Tuesday, December 29, 2015
The Triumph of the Angry
How Time chose Andrea Merkel for the 2015 Person of the Year is understandable. Keeping the European Union afloat was a task that required superhuman skills (well, requires because dissolution is still a possibility). What's more, in a year of massive displacement of populations, her determination to admit thousands upon thousands of Syrian refugees must seem to most Americans, most Republicans at least, and, post-San Bernadino, all Republican Presidential aspirants, perfectly insane.

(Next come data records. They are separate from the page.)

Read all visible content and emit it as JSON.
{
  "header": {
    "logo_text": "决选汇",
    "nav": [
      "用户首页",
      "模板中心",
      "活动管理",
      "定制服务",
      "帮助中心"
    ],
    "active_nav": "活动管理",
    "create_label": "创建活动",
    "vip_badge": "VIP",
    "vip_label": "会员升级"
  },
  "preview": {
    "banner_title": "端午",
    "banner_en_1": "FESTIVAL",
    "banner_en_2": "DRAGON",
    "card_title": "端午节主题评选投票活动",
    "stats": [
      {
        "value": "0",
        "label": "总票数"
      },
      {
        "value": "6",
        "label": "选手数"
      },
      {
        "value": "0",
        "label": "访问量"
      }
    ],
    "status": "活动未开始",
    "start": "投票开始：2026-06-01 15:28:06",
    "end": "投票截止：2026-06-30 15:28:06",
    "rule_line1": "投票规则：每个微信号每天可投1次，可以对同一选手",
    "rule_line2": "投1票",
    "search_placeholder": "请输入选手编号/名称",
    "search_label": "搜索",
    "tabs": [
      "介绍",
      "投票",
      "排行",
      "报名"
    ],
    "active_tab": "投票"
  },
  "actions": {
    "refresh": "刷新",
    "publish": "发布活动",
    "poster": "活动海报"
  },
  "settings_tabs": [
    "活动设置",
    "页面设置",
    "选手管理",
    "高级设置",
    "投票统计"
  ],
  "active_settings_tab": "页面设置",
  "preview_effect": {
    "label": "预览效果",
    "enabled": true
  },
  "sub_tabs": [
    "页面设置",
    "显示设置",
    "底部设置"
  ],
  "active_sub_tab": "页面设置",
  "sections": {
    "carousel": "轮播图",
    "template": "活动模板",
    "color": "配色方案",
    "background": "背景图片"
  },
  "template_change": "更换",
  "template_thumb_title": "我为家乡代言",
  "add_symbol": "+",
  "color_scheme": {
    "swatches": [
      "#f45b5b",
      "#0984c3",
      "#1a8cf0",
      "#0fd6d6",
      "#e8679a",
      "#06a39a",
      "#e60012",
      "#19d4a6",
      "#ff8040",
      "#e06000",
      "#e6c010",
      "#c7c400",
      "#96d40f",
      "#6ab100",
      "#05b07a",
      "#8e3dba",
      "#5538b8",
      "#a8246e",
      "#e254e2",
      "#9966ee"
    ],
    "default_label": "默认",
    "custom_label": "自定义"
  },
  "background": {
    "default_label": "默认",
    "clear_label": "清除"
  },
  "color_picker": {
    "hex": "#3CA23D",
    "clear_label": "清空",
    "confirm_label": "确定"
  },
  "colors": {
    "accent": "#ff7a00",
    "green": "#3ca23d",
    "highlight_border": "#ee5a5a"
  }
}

Truth be told, to homebody Americans, Person-of-the-Year Merkel couldn't hold a candle to the U. S. of A's ace noisemaker, Donald Trump, who single-handedly sucked the oxygen out of newsrooms all year long. When the Donald declared his candidacy, John Stewart turned green right there before our eyes because The Daily Show's veteran host had already announced his retirement. The opportunity to skewer Trump made Steward wilt in envy.
Of course, at that moment, no one believed Trump would triumph as he has. Right now, most polls have him at double the strength of any one else. In fact, Texas's Ted Cruz is in second, a man who reportedly is disliked by most of the people who know him well and has basically been drafting behind the Trump phenom.
Trump has destroyed Jeb Bush, just as he destroyed Wisconsin's Scott Walker, both of whom pundits with significant Washington cred once upon a time simply assumed would be front-runners.
The fact is, no one totally understands how the Donald has done what he has, and these very words are proof of the fact that people--me too!--can't stop talking about him. The accepted wisdom is simply that the Donald Trump has tapped into something that no one else has, some vein of something almost radio-active in the electorate.
If the common wisdom is accurate, then living in American democracy is far more precarious than I would have guessed a year ago. After two long years of almost total government inaction and hostile bickering that most claim to be more acidic than it's ever been, it's no surprise that people are sick to death of the way things are.
Still, the numbers are daunting. A new CNN poll, just released, claims 75% of Americans are "dissatisfied with the way the nation is being governed," while 69% claim to be "at least somewhat angry."
That's really incredible, but it's not new. Those percentages are similar to what they were at the end of 2014.
Trump's base is with those angry people, and especially with those people. Among Trump's millions, 97% are dissatisfied. That's huge. And he's scoring at what?--40% of the Republican electorate.
So the vein of radio-active sentiment Trump has discovered and so successfully tapped into, something no one else had as efficiently, is simply downright angry Americans, people totally at odds with the system, the culture, the entire American pageant as we know it today. Let me just repeat that one more time. Among Trump's loyal followers, 97% believe are "dissatisfied" with life as we know it in America.
Maybe it's a good thing that Mr. Trump has uncovered this seething mess, but it's greatly unsettling to have to believe so many Americans really despise "how things are." That's immense disenchantment.
"Democracy is the worst form of government," said Winston Churchill, "except for all the others."
What Trump has discovered and exposed and nurtured is something apparently no one else has--real palpable dissatisfaction with the way things are. It's there. In spades.
I don't care what anyone says, that it is, is scary. They're following a man who once told reporters he could not remember ever asking forgiveness. That's really scary.
I'm not among that 97%. I greatly prefer Andrea Merkel.